Too much is said about writers’ block. I believe that if you plan your story and have a set of notes, then if you go down a blind alley with your story you can consult your notes, retrace your steps, and try a new tack. I always start the day’s session by reading back what I wrote the day before. This refreshes your memory, allows you to correct or make minor changes, and to start with fresh ideas in your head. You are not going to feel fresh and full of energy and ideas every day – its norm to go through a slump. Just ride it out – it will pass. During one of my novels I got so frustrated that I left it for a few days and wrote a completely unrelated short story. Then I returned to it feeling refreshed.
8. DO YOU HAVE A PREFERRED WRITING SCHEDULE?
When I’m at home I like to write in the mornings, when my mind is fresh. If I’m really in the zone, I’ll keep going through the afternoon, and can knock out as much as 8,000 words in a good day.
9. DO YOU HAVE A FAVOURITE WRITING PLACE?
Yes. My writing desk is in my living room, and the wall facing me is covered by a vinyl of a forest scene. I can sit back and look through the trees for inspiration. Honest.

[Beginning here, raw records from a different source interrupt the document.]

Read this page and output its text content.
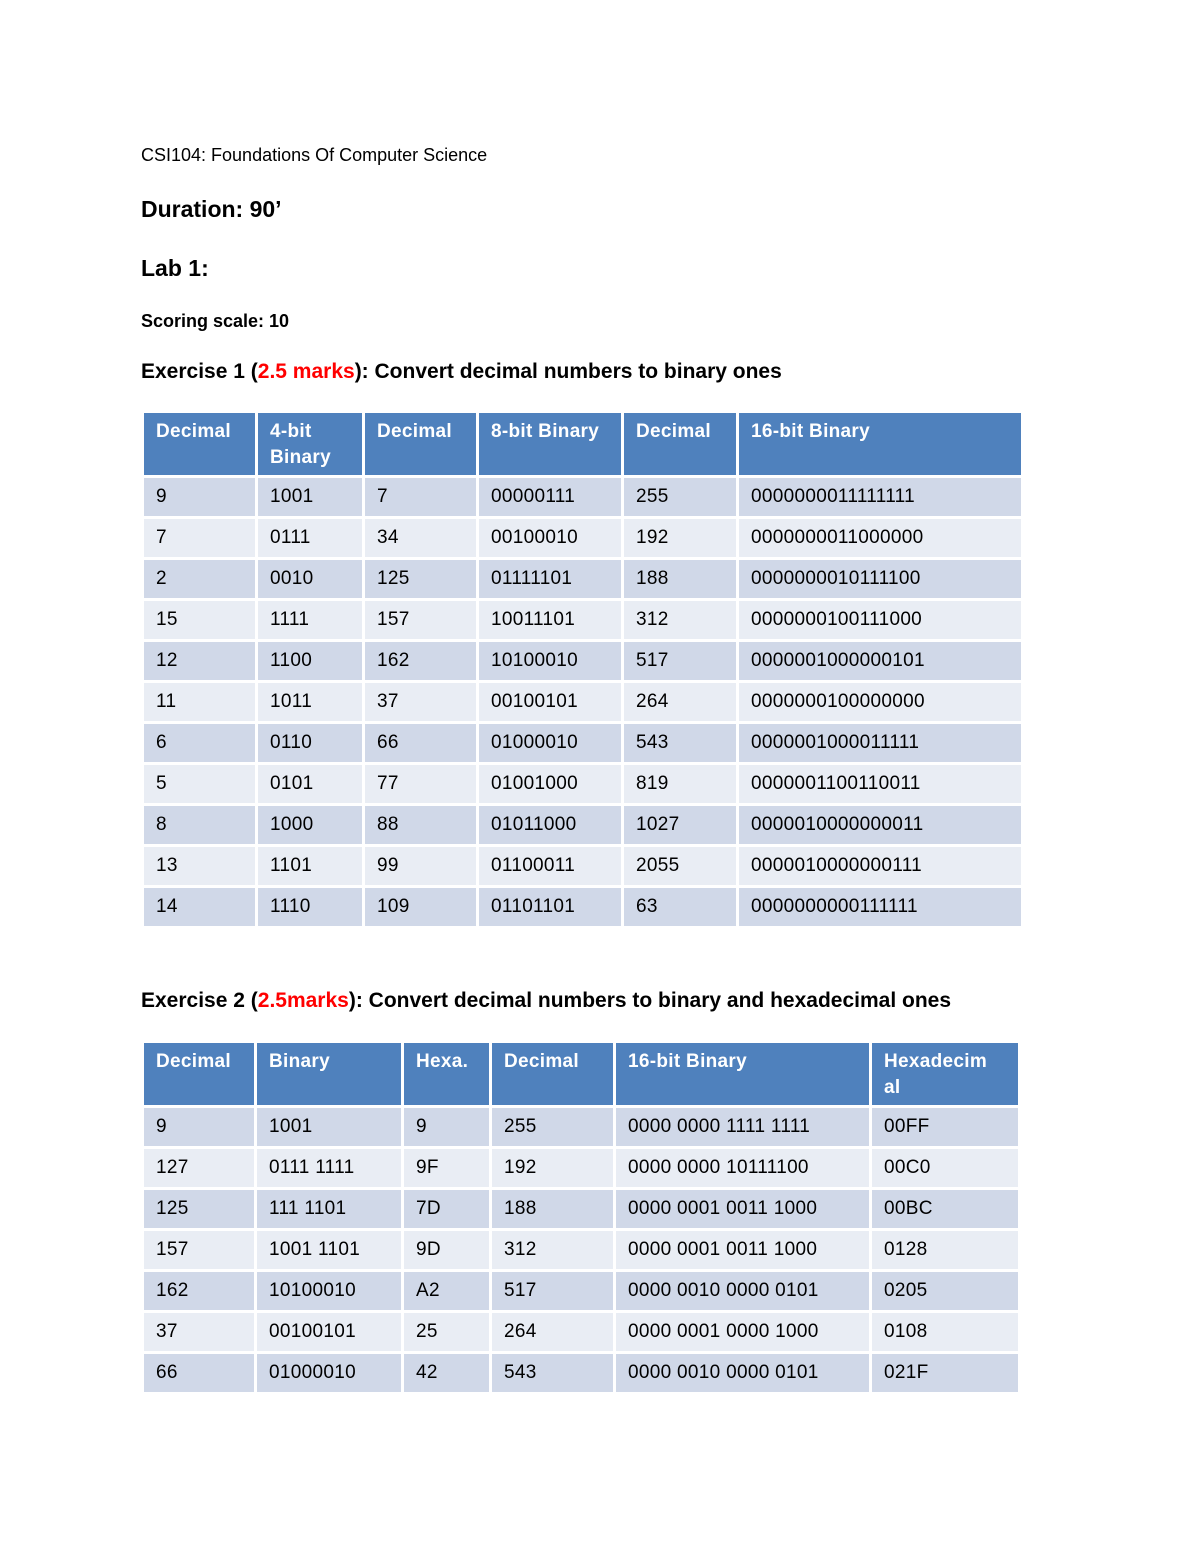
CSI104: Foundations Of Computer Science
Duration: 90’
Lab 1:
Scoring scale: 10
Exercise 1 (2.5 marks): Convert decimal numbers to binary ones
Decimal	4-bit Binary	Decimal	8-bit Binary	Decimal	16-bit Binary
9	1001	7	00000111	255	0000000011111111
7	0111	34	00100010	192	0000000011000000
2	0010	125	01111101	188	0000000010111100
15	1111	157	10011101	312	0000000100111000
12	1100	162	10100010	517	0000001000000101
11	1011	37	00100101	264	0000000100000000
6	0110	66	01000010	543	0000001000011111
5	0101	77	01001000	819	0000001100110011
8	1000	88	01011000	1027	0000010000000011
13	1101	99	01100011	2055	0000010000000111
14	1110	109	01101101	63	0000000000111111
Exercise 2 (2.5marks): Convert decimal numbers to binary and hexadecimal ones
Decimal	Binary	Hexa.	Decimal	16-bit Binary	Hexadecim al
9	1001	9	255	0000 0000 1111 1111	00FF
127	0111 1111	9F	192	0000 0000 10111100	00C0
125	111 1101	7D	188	0000 0001 0011 1000	00BC
157	1001 1101	9D	312	0000 0001 0011 1000	0128
162	10100010	A2	517	0000 0010 0000 0101	0205
37	00100101	25	264	0000 0001 0000 1000	0108
66	01000010	42	543	0000 0010 0000 0101	021F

10. WHAT’S THE GREATEST COMPLIMENT YOU EVER RECEIVED FROM A READER?
Good reviews and really cheer me up (and negative one can leave me angry). My favourite review comment actually gave me a slogan I used in promoting the book. I was so pleased that a reader on the other side of the world made the connection between Britain leaving the Roman Empire in the year 410 in Abandoned, and a contemporary theme in Britain leaving the European Union (Brexit) in 2020. She coined the term ‘Romexit’ in her review. Brilliant! It’s great when readers ‘get it’.
11. WHAT WAS THE WORST COMMENT FROM A READER?
We learn as we go along. The first edition of Abandoned upset some readers because it was too short in length, despite the book description saying that it was a novella. Anyway, I was prompted to take action and did a re-write a year later after more research, introducing new characters and plot lines, and more than doubling the story length. Sometime criticism is genuine, and in this case, I took remedial action to fix it. The second edition is a huge improvement on the original and negative reviews have dried up.
12. WRITERS ARE SOMETIMES INFLUENCED BY THINGS THAT HAPPEN IN THEIR OWN LIVES. ARE YOU?
Yes. I found I much preferred to talk out the fear of dying from cancer in a short story, and to project my feelings onto a fictitious character. In Postcards from London there’s a story called El Dorado. It’s about a middle aged man who is diagnosed with cancer and is worried about losing his job. He takes time off work and goes on a bucket list trip to Peru and walks up to Machu Pichu, where he has a spiritual experience and reflects on his life. I made that trip in 2016.
13. ARE YOUR BOOKS SELF-PUBLISHED?
Yes. Because of my background of working in the publishing industry, I understand the process and found it easy to learn formatting and self-publishing. I enjoy being able to take my books from an idea, to a manuscript, and then to publish and market it. Total control of the process. I buy in two services – copyediting and cover design.
Thanks for having me on your blog.
Clancy's comment: You are most welcome, Tim. Good luck. May you sell squillions of books.